Supporting the Community Health Workers

To maintain the quality of AMIGAS, it is important that you provide community health workers with ongoing support and supervision. Your support will help them do the best job they can. Community health workers need to feel they are making a difference. They need to know that they are helping your program be successful and helping women in your community be healthy.

After community health workers begin to deliver AMIGAS, it’s important to find out how it is going. You will want to create opportunities to share experiences, give them feedback on how they are doing, and work together to solve any problems they encounter. At first, you may want to check in daily or weekly. As community health workers become more experienced, follow-up may occur less often.

Also, you can provide ongoing support for community health workers through education, mentoring, and staff supervision. Recognition and incentives for a job well done are other ways to provide support and encouragement.

Ongoing Education and Resource Updates

Providing ongoing education for community health workers on cervical cancer and cervical cancer screening recommendations will build their confidence in their ability to help women stay healthy. Providing updates on community resources available to women will help community health workers provide information that is current.

Mentoring

Mentoring offers specific, one-on-one learning from a trusted, experienced, respected coworker or supervisor. A good mentor knows the organization and is a good listener. The key to mentoring is a relationship built on trust and two-way communication.

Helping experienced community health workers become better leaders and role models for new community health workers can be very empowering. Mentoring and empowering community health workers can contribute to their personal growth and lifelong learning. This, in turn, can increase their employment opportunities, self-esteem, and status within their communities. Mentoring helps keep the program on track.

Supervision

Supervisors of community health worker programs have many responsibilities. They include providing initial program orientation, arranging training and continuing education, managing program records, and monitoring performance. A good supervisor needs to be confident that community health workers know their roles and responsibilities. The supervisor can respond to emerging issues with problem-solving sessions or continuing education.

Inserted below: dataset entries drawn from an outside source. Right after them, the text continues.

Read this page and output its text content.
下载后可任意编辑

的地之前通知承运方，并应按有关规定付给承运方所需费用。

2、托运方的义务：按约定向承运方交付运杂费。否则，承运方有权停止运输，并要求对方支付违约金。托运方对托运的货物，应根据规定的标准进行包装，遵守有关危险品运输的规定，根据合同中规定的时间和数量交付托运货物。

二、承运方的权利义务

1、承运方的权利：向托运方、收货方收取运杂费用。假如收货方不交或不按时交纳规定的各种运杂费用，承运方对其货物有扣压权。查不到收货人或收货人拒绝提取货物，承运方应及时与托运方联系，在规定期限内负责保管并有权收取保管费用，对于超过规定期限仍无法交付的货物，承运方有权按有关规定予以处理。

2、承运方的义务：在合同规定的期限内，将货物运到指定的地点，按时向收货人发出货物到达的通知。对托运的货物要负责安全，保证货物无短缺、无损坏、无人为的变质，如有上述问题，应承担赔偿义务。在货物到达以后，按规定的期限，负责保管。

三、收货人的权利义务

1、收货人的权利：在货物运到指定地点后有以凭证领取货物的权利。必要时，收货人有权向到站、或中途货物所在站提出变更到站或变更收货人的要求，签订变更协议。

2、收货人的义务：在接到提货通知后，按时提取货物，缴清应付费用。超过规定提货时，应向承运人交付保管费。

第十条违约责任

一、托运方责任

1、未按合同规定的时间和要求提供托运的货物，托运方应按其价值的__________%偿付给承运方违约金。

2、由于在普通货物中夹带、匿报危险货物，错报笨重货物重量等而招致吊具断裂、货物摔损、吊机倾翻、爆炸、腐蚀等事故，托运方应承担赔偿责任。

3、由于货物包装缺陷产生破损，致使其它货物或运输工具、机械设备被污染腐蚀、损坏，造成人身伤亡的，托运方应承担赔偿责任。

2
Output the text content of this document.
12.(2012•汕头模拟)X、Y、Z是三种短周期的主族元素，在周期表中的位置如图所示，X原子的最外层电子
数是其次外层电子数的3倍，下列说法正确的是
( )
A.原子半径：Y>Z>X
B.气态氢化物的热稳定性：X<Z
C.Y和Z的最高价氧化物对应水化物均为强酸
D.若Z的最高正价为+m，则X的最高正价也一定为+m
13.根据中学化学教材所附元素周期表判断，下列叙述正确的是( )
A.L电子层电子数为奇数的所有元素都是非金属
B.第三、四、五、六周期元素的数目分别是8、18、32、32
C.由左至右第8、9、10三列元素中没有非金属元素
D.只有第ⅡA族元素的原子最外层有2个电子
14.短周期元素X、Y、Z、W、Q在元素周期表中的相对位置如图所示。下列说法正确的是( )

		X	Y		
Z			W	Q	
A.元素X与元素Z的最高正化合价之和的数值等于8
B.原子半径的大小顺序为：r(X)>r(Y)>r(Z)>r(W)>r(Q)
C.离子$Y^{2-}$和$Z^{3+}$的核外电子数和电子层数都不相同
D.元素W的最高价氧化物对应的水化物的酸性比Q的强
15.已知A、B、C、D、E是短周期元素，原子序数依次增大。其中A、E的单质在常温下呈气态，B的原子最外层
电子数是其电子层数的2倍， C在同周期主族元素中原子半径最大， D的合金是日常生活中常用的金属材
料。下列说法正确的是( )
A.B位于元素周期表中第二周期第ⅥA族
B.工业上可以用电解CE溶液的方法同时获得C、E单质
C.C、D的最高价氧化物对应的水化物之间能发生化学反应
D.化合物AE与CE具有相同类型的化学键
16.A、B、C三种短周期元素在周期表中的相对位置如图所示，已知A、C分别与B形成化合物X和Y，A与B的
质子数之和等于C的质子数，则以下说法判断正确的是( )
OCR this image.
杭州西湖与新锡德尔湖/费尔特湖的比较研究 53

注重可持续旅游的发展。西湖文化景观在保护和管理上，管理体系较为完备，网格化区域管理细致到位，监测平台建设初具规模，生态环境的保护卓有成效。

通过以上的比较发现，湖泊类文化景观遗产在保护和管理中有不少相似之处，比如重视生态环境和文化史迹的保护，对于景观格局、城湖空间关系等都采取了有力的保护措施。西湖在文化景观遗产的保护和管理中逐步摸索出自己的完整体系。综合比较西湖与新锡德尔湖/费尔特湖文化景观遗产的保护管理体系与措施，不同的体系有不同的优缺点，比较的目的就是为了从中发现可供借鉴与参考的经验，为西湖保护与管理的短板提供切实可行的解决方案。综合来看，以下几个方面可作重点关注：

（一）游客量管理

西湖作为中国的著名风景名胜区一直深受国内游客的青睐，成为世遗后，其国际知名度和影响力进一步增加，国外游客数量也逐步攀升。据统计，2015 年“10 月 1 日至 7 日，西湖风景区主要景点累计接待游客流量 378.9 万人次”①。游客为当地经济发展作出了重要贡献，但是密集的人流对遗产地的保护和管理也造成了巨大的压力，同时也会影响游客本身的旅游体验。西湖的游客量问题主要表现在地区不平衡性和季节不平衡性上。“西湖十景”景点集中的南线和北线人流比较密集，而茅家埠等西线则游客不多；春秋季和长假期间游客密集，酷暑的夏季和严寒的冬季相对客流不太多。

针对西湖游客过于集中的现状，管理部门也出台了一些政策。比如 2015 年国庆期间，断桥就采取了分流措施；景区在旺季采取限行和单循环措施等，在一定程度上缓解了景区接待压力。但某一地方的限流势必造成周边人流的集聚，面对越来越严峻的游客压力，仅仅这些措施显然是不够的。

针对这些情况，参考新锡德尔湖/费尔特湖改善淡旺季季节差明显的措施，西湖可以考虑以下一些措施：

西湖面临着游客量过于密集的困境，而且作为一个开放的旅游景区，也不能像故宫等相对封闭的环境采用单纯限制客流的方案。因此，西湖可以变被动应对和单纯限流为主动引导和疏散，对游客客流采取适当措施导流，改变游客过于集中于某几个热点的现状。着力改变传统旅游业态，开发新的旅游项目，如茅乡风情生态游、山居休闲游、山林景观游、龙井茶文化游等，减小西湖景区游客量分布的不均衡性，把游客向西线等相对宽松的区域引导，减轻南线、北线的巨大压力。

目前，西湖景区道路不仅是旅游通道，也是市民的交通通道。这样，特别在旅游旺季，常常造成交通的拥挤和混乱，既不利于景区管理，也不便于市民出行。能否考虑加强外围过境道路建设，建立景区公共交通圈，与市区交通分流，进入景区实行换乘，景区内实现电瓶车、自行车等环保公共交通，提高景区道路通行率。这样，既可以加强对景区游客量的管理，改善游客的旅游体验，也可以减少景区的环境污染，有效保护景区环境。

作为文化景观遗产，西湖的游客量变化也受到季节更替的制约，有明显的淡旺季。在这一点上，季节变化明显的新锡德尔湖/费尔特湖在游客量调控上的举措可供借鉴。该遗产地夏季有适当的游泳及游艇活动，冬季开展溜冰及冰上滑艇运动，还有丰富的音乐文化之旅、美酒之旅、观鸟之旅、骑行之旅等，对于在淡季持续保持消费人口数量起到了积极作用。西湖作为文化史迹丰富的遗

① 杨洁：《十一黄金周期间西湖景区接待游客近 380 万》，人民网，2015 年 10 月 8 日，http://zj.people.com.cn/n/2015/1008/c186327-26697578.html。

Community health worker supervisors should be able to judge how much monitoring community health workers need. Supervisors usually know each community health worker’s needs and the personal conditions affecting her performance. This knowledge allows supervisors to offer individual attention, training, and support so all community health workers can do their best job.

Recognition and Incentives

We recommend that you find opportunities to recognize and acknowledge community health workers for their contributions. Individual recognition by supervisors can encourage them to continue their good work. Sometimes, it is important that the larger organization or the community recognize community health workers. This can be done to acknowledge major accomplishments, such as the completion of training or successfully meeting recruitment goals. We also encourage you to identify opportunities for community health workers’ family members to understand and appreciate the contributions that community health workers are making in their communities.

Some meaningful recognition and incentives include providing opportunities for professional development, preparing framed certificates of completion, or providing small gifts.